How significant is it that you are playing with someone like Sania with such vast experience and proven track record at the highest level?
It’s extremely helpful and significant, to be able to learn from her experience and she’s been world no. 1 so I feel that’s always there in the opponent’s mind. As I said, I grew up trying to learn from her, so to be playing with her has been an extremely enriching experience.
What do you feel can be the surprise weapon when both of you enter the field in Tokyo?
I think Sania’s experience mixed with my enthusiasm to prove that I belong here, for my debut, could be a great combination.
What can be the biggest challenge in your campaign in the Olympics in search of a medal?
We’re up against the best in the world, and I’m sure the challenges will be many, but I think we just have to trust ourselves and keep fighting. Sania has beaten the best in the world, and I’ve had a good season as well, having also won a medal at the Asian games before. So I do believe in my own strengths, and I think we just have to stick to our guns, and we can definitely beat the best.How important is the experience of playing in the Grand Slams before heading into the Olympics?
It’s great. I feel a lot more confident. I also feel a lot more prepared to face the best in the world! Qualifying for the main draw of all the slams shows the result of the work we’ve been putting in as a team, and that gives me more confidence in my game.
What is the target in Tokyo?
We obviously want to aim for the best, but it’s important to just take it one match at a time. It’s very easy to get carried away, and that distraction can often be the mistake. So I’m just going to cherish every game there, stay focused, take it one win at a time.

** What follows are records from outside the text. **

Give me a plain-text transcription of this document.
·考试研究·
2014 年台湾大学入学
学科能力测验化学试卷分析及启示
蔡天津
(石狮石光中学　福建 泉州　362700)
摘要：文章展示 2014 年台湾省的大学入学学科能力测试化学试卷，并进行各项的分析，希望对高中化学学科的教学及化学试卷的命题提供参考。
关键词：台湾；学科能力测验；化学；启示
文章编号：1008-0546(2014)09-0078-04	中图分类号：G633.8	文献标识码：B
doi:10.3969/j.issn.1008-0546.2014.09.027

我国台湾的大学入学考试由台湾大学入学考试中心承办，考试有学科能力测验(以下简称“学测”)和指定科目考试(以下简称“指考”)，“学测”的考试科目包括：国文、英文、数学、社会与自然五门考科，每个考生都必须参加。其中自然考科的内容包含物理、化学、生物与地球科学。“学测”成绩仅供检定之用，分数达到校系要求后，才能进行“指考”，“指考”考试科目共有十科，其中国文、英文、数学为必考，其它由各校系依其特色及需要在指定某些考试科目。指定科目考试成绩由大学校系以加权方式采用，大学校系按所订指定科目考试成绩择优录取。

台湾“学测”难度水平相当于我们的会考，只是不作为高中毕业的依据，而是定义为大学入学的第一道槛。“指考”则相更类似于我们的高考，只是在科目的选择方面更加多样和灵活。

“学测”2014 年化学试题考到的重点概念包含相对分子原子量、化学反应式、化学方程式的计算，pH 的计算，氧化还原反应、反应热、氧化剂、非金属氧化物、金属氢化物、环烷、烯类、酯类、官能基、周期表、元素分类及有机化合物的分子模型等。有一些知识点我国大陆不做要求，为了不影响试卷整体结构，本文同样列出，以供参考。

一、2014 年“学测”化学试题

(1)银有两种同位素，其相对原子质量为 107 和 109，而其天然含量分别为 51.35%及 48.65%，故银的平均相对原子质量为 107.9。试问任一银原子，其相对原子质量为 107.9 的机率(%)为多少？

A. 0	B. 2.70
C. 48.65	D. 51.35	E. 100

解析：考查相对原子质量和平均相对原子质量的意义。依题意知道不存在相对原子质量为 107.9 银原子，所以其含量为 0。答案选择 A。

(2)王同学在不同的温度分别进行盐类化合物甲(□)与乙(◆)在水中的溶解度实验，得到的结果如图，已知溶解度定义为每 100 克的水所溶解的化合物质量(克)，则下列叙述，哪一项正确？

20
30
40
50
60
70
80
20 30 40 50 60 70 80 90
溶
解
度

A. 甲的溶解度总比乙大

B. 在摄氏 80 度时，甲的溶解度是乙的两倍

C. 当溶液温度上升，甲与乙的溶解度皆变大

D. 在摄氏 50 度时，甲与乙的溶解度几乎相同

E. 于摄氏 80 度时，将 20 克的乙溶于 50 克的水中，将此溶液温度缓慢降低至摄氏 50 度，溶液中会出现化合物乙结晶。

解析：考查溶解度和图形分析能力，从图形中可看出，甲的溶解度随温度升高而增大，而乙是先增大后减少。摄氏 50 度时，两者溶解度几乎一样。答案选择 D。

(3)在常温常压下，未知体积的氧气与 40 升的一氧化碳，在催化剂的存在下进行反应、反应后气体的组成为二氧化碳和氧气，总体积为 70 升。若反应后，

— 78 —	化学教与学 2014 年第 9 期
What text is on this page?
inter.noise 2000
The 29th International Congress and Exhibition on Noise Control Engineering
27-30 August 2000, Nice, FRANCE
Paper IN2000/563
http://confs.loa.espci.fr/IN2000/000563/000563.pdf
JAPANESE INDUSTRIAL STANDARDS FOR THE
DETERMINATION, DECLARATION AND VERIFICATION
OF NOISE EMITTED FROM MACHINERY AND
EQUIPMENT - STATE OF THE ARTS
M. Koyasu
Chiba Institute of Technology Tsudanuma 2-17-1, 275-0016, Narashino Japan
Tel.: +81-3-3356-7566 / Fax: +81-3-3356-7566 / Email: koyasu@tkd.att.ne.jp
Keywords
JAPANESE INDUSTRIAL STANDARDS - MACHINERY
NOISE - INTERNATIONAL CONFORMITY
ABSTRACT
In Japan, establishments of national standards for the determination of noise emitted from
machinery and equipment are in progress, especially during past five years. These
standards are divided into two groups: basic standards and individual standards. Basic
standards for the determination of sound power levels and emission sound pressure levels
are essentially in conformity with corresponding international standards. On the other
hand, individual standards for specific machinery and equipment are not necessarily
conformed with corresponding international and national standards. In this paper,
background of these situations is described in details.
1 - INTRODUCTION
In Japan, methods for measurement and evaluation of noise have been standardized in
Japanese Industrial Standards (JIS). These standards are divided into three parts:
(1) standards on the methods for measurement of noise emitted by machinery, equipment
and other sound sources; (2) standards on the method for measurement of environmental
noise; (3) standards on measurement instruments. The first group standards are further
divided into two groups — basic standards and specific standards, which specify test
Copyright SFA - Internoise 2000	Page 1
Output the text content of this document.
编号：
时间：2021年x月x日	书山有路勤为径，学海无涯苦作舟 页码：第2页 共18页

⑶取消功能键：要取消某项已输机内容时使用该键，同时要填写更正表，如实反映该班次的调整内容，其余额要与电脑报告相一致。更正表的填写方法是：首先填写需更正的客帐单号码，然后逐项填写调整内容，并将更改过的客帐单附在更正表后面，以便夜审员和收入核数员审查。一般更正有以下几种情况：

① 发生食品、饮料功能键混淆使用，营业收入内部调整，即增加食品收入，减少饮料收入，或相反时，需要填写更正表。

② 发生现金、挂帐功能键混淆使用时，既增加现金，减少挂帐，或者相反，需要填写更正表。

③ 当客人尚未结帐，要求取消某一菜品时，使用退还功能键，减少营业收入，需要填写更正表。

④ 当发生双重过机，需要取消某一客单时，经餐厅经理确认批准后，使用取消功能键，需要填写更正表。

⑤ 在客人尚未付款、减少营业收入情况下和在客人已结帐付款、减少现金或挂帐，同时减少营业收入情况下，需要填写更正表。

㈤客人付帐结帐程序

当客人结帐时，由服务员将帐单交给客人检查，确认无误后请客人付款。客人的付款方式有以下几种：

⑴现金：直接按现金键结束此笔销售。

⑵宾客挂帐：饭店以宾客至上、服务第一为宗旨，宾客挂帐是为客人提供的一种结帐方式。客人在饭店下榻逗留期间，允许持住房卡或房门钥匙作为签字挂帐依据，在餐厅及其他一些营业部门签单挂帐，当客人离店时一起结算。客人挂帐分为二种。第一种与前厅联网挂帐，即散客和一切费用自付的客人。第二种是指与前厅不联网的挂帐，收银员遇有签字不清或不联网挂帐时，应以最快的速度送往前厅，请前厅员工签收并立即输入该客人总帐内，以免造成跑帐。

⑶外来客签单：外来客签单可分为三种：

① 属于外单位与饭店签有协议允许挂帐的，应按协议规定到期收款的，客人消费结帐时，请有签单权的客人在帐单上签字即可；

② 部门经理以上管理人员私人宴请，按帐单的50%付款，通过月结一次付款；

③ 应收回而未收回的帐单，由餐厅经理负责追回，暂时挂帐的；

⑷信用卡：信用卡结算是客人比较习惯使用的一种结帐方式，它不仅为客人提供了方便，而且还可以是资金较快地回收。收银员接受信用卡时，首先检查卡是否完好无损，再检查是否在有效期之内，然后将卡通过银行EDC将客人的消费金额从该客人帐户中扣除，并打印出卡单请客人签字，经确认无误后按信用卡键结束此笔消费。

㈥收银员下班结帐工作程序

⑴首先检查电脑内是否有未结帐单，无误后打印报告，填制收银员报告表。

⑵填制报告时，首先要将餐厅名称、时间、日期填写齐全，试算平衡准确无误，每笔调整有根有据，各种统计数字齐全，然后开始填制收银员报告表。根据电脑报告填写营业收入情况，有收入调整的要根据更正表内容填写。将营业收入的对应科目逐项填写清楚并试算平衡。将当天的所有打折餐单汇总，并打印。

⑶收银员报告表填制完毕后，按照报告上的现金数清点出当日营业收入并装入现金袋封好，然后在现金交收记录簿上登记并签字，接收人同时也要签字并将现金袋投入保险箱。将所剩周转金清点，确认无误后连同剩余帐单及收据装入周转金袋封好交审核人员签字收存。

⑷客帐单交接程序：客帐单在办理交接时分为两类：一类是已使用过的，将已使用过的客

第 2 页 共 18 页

The aim is always to bring laurels to the country and a podium finish would be where I would like see us at the end of the games.
How do you feel about taking part in an Olympics without fans?
The fans are the heart of such events so the cheering and atmosphere will be missed.
The Indian fans are absolutely incredible, no matter where in the world you go, and I’m always extremely thankful to have them in our corner! The support I’ve seen over the years, I’ll keep it with me, and try to give them something to cheer for from home.